One circumstance which is sufficient of itself to exalt their doctrine above the world is that Matthew, formerly fixed down to his money table, and Peter and John, who were employed with their little boats, being all rude and illiterate, had never learned in any human school that which they delivered to others. Paul, moreover, who had not only been an avowed but a cruel and bloody foe, being changed into a new man, shows, by the sudden and undesired change, that a heavenly power had compelled him to preach the doctrine he once destroyed. Let those dogs deny that the Holy Spirit descended upon the apostles, or, if not, let them refuse credit to the history; still the very circumstances proclaim that the Holy Spirit must have been the teacher of those who, formerly contemptible among the people, suddenly began to discourse so magnificently of heavenly mysteries.
Again, with what confidence does it become us to subscribe to a doctrine attested and confirmed by the blood of so many saints?
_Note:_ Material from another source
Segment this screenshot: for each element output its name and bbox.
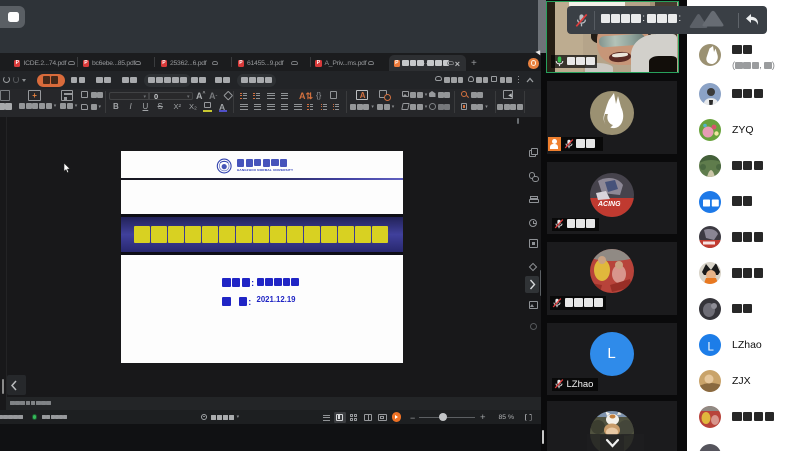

They, when once they had embraced it, hesitated not boldly and intrepidly, and even with great alacrity, to meet death in its defense. Being transmitted to us with such an earnest, who of us shall not receive it with firm and unshaken conviction? It is therefore no small proof of the authority of Scripture that it was sealed with the blood of so many witnesses, especially when it is considered that in bearing testimony to the faith, they met death not with fanatical enthusiasm (as erring spirits are sometimes wont to do), but with a firm and constant, yet sober godly zeal.
There are other reasons, neither few nor feeble, by which the dignity and majesty of the Scriptures may be not only proved to the pious, but also completely vindicated against the cavils of slanderers. These, however, cannot of themselves produce a firm faith in Scripture until our heavenly Father manifests his presence in it and thereby secures implicit reverence for it. Only when its certainty is founded on the inward persuasion of the Holy Spirit does Scripture suffice to give a saving knowledge of God. Still, the human testimonies which go to confirm it will not be without effect if they are used in subordination to that chief and highest proof as secondary helps to our weakness. It is foolish, however, to attempt to prove to infidels that Scripture is the Word of God. This it cannot be known to be except by faith.
Questions for Devotion
- To what do we attribute Scripture’s power and effects when it is so simple and basic?
- How does Scripture compare to the writings of the classical philosophers and orators?
- In what ways is Scripture seen as trustworthy or unique, apart from the Spirit?
- Are such proofs good for use against unbelievers, or only for the edification of the saints?
- What more is necessary for full certainty that Scripture is the Word of God?